Weiters führt er aus, das auf Anregung von Jugendschutz.net zwischen den Betreibern von Suchdiensten ein Austausch von existierenden Adress- und Keywordlisten stattfindet. Zur Zeit würde diese Liste nur rechtsextreme Adressen und Keywords beinhalten, die im Rahmen des Programms "ENTIMON - Gemeinsam gegen Gewalt und Rechtsextremismus" des Bundesministeriums für Familie, Senioren, Frauen und Jugend Jugend) zusammengetragen wurden.

Laut seinen Aussagen wurden nur Angebote gelistet, die nach deutschem Recht eindeutig unzulässig sind, sowie Adressen, die nach einem längerfristigen Monitoring durch jugendschutz.net von den Pädagogen im Projektteam als "schwer jugendgefährdend kategorisiert" wurden.

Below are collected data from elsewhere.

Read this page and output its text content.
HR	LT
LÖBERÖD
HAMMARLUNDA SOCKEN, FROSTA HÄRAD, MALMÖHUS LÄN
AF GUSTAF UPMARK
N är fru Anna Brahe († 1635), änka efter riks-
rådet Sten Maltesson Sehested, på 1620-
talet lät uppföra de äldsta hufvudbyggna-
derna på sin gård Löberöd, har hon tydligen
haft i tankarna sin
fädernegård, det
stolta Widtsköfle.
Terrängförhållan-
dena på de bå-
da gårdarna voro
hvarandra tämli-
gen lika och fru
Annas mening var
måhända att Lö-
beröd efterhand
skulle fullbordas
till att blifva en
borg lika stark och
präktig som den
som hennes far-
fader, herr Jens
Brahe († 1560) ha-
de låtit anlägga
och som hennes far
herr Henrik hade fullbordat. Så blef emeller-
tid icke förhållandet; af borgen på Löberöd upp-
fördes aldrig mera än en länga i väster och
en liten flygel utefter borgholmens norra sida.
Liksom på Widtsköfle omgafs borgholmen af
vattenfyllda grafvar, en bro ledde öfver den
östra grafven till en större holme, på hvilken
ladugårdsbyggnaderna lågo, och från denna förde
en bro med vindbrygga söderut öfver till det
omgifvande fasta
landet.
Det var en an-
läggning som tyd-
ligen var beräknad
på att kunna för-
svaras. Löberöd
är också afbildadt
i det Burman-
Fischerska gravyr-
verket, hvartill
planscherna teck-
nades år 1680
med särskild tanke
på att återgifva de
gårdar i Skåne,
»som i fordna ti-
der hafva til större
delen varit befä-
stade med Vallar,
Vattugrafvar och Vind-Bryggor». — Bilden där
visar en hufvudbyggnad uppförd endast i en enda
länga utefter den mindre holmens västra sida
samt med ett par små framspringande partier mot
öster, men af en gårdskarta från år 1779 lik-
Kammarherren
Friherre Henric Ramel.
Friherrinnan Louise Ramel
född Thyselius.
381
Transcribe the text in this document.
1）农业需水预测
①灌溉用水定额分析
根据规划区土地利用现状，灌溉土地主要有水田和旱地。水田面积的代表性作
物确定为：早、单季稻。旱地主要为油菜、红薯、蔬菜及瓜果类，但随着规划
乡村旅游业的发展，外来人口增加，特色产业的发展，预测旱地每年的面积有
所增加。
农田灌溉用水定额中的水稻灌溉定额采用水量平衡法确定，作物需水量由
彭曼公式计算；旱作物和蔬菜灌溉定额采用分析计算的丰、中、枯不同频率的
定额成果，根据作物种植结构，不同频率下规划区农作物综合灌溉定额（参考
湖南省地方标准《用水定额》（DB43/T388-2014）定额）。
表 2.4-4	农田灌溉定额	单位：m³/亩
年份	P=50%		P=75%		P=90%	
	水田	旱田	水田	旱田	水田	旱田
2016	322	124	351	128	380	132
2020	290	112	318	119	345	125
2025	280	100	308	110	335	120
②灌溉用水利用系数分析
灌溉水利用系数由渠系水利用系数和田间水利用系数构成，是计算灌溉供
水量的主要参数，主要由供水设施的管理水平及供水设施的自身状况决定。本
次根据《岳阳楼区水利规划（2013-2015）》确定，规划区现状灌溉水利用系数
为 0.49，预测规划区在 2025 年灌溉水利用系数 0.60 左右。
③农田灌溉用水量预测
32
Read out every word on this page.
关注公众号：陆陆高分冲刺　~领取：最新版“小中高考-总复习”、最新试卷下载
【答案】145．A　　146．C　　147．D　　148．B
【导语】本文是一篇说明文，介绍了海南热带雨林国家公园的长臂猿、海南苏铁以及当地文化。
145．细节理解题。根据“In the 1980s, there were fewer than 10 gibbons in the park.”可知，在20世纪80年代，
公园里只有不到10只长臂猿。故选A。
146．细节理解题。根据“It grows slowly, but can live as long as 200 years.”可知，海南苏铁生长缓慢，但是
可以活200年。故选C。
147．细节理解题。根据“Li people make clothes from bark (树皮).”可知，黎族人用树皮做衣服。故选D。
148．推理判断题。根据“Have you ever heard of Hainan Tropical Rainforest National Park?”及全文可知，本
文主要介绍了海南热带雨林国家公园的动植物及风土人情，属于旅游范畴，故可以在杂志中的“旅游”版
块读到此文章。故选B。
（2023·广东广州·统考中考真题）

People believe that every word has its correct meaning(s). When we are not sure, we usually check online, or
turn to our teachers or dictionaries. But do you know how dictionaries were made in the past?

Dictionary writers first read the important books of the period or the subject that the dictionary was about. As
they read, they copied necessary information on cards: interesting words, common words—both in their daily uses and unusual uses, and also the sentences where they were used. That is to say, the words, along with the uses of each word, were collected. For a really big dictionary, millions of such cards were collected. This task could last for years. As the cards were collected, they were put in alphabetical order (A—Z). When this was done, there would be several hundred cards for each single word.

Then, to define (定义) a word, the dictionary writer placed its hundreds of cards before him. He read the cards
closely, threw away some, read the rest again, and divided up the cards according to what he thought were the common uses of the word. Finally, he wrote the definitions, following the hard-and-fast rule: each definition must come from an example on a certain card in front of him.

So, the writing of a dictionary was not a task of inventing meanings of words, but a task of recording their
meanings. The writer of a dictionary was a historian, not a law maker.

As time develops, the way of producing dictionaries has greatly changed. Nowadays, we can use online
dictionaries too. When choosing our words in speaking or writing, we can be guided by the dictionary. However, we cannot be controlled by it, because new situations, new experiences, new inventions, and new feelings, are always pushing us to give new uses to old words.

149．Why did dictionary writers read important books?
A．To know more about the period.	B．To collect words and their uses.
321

Er wies auch darauf hin, dass die Betreiber der Suchdienste dafür verantwortlich sind, ob sie die Listen für Sperrmaßnahmen verwenden und in welchem Umfang diese Sperrungen gelten sollen. Wie sie diese Listen verwerten, hängt von schiedenen Prämissen - so der der Art des Suchdienstes, seiner spezifischen Zielgruppe oder der politischen Grundüberzeugung des Betreibers - ab.

Desweiteren sind laut seiner Auffassung sind nur die Betreiber von Suchdiensten in der Lage, den Jugendschutz umfassend zu berücksichtigen. Und jugendschutz.net sieht es als seine Aufgabe, sie dabei zu unterstützen.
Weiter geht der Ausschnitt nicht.